高级用法:结合 JS 执行与 LLM 提取

这个示例展示了如何将 JavaScript 执行与 LLM 提取结合起来处理动态内容:

python
async def extract_dynamic_content():
    js_code = """
    const loadMoreButton = Array.from(document.querySelectorAll('button')).find(button => button.textContent.includes('Load More'));
    if (loadMoreButton) {
        loadMoreButton.click();
        await new Promise(resolve => setTimeout(resolve, 2000));
    }
    """

    wait_for = """
    () => {
        const articles = document.querySelectorAll('article.tease-card');
        return articles.length > 10;
    }
    """

    async with AsyncWebCrawler(verbose=True) as crawler:
        result = await crawler.arun(
            url="https://www.nbcnews.com/business", 
            js_code=js_code,
            wait_for=wait_for,
            css_selector="article.tease-card",
            extraction_strategy=LLMExtractionStrategy(
                provider="openai/gpt-4o",
                api_token=os.getenv('OPENAI_API_KEY'),
                instruction="总结每篇文章,重点关注与技术相关的内容"
            ),
            bypass_cache=True,
        )

    summaries = json.loads(result.extracted_content)
    print(f"总结的文章数量: {len(summaries)}")

    with open(".data/tech_summaries.json", "w", encoding="utf-8") as f:
        json.dump(summaries, f, indent=2)

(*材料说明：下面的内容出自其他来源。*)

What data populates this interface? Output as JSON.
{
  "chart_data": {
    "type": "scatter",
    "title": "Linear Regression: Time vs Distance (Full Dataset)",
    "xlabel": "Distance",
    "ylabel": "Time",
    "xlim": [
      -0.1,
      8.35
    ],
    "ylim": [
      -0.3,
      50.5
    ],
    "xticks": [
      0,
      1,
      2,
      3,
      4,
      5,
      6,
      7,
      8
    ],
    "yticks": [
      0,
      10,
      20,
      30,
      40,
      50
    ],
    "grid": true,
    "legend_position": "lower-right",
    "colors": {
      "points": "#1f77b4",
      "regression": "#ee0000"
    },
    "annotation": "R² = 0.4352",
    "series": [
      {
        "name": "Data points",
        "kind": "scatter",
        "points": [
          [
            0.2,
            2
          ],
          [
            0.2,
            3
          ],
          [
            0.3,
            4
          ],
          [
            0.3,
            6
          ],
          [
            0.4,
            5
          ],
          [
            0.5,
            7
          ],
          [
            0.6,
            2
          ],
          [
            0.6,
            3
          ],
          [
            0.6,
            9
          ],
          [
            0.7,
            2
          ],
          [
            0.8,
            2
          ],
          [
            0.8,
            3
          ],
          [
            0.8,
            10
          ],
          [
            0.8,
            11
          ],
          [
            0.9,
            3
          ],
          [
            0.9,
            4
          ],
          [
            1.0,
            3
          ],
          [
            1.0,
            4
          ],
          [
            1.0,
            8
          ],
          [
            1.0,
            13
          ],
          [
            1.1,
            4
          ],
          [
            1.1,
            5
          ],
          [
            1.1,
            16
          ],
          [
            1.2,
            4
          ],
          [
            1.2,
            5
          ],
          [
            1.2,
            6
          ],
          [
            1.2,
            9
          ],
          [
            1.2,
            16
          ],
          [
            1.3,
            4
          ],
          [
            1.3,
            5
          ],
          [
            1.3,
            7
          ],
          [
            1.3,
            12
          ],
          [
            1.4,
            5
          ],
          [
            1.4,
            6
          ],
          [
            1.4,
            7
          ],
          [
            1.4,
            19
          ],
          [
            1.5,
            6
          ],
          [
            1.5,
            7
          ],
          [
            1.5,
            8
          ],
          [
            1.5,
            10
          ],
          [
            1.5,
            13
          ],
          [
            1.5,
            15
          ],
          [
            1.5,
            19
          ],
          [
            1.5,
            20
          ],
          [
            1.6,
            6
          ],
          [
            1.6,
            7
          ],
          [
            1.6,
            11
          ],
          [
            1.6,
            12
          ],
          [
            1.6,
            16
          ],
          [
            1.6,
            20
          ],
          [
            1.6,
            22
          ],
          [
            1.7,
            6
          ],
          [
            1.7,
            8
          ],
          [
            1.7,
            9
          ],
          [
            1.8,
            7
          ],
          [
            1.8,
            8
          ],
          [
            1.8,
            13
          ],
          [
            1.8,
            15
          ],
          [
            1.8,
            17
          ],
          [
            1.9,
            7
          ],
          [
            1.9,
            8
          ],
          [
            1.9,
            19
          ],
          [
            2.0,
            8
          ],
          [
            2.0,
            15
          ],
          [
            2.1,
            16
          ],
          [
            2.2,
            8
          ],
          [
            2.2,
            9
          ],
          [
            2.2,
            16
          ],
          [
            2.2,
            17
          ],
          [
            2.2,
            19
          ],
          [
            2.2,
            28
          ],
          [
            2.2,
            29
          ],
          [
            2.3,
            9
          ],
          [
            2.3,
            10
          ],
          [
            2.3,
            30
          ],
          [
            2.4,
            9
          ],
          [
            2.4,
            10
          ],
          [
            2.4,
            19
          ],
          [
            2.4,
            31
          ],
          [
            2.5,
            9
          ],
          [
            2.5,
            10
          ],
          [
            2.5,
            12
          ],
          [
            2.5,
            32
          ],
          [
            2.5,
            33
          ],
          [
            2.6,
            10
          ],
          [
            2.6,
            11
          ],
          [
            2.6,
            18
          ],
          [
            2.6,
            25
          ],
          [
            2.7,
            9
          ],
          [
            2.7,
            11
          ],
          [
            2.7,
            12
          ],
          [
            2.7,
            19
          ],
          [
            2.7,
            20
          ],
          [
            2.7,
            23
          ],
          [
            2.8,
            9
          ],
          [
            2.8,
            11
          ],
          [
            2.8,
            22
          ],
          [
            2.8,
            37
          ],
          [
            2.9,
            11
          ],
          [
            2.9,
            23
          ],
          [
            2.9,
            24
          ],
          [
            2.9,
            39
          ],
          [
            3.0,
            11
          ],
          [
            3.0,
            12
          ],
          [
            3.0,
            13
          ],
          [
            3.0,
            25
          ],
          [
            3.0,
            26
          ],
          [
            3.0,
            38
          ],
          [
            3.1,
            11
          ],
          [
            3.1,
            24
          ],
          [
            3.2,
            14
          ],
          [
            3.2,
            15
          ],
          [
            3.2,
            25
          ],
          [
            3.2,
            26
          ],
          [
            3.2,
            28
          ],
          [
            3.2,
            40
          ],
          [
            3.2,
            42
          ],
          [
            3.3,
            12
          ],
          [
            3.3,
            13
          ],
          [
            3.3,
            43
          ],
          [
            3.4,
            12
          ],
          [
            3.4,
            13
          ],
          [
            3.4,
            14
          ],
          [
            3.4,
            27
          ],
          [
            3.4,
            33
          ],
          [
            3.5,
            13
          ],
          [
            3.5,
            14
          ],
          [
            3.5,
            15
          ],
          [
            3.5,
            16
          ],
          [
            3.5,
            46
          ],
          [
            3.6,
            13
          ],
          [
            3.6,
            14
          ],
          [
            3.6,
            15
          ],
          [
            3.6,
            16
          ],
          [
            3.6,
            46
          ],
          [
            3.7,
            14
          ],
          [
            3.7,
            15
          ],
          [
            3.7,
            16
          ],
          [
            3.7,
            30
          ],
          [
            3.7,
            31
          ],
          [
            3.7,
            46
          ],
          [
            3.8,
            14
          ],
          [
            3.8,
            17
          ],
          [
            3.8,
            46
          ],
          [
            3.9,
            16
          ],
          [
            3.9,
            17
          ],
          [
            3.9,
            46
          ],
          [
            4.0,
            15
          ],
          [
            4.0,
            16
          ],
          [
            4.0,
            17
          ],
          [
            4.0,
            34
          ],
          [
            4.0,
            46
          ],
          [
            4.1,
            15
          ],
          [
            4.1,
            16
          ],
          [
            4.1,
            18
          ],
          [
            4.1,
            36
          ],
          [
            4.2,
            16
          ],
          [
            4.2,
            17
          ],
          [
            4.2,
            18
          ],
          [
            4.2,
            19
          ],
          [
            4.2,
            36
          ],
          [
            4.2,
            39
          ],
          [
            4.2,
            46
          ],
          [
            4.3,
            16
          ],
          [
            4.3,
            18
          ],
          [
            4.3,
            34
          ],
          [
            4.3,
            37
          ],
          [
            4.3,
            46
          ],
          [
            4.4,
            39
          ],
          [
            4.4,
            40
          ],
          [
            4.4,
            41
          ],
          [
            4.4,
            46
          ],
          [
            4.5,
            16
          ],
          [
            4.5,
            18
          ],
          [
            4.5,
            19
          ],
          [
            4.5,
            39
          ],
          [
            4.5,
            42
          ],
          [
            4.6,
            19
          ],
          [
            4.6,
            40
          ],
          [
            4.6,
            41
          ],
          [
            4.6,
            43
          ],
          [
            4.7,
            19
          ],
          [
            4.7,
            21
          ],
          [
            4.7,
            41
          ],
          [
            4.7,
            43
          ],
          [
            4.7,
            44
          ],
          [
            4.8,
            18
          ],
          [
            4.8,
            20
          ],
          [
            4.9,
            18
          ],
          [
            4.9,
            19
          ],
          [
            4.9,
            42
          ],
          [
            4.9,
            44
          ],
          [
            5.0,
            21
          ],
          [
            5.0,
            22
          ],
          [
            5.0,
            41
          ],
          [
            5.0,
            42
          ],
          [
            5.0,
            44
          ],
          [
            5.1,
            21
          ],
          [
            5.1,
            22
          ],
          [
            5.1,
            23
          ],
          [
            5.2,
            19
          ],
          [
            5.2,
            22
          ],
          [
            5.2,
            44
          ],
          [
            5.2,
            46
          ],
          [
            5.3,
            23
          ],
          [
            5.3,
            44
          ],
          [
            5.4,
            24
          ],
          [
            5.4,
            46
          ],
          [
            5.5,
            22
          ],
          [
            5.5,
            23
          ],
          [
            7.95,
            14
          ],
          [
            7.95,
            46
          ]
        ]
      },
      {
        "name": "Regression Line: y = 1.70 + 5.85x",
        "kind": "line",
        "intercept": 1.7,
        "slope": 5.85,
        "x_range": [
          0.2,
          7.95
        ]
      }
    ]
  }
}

asyncio.run(extract_dynamic_content())

自定义 LLM 提供商

Crawl4AI 使用 litellm 库在背后,允许您使用任何您想要的 LLM 提供商。只需传递正确的模型名称和 API 令牌:

python
extraction_strategy=LLMExtractionStrategy(
    provider="your_llm_provider/model_name",
    api_token="your_api_token",
    instruction="你的提取指令"
)

这种灵活性允许您与各种 LLM 提供商集成,并根据您的特定需求定制提取过程。

错误处理和重试

在使用外部 LLM API 时,处理潜在错误并实现重试逻辑非常重要。以下是如何做到这一点的示例:

python
import asyncio
from tenacity import retry, stop_after_attempt, wait_exponential

class LLMExtractionError(Exception):
    pass

@retry(stop=stop_after_attempt(3), wait=wait_exponential(multiplier=1, min=4, max=10))
async def extract_with_retry(crawler, url, extraction_strategy):
    try:
        result = await crawler.arun(url=url, extraction_strategy=extraction_strategy, bypass_cache=True)
        return json.loads(result.extracted_content)
    except Exception as e:
        raise LLMExtractionError(f"提取内容失败: {str(e)}")

async def main():
    async with AsyncWebCrawler(verbose=True) as crawler:
        try:
            content = await extract_with_retry(
                crawler,
                "https://www.example.com", 
                LLMExtractionStrategy(
                    provider="openai/gpt-4o",
                    api_token=os.getenv('OPENAI_API_KEY'),
                    instruction="提取并总结主要观点"
                )
            )
            print("提取的内容:", content)
        except LLMExtractionError as e:
            print(f"重试后提取失败: {e}")

asyncio.run(main())

这个示例使用 tenacity 库实现了一个带有指数退避的重试机制,这可以帮助处理来自 LLM API 的临时失败或速率限制。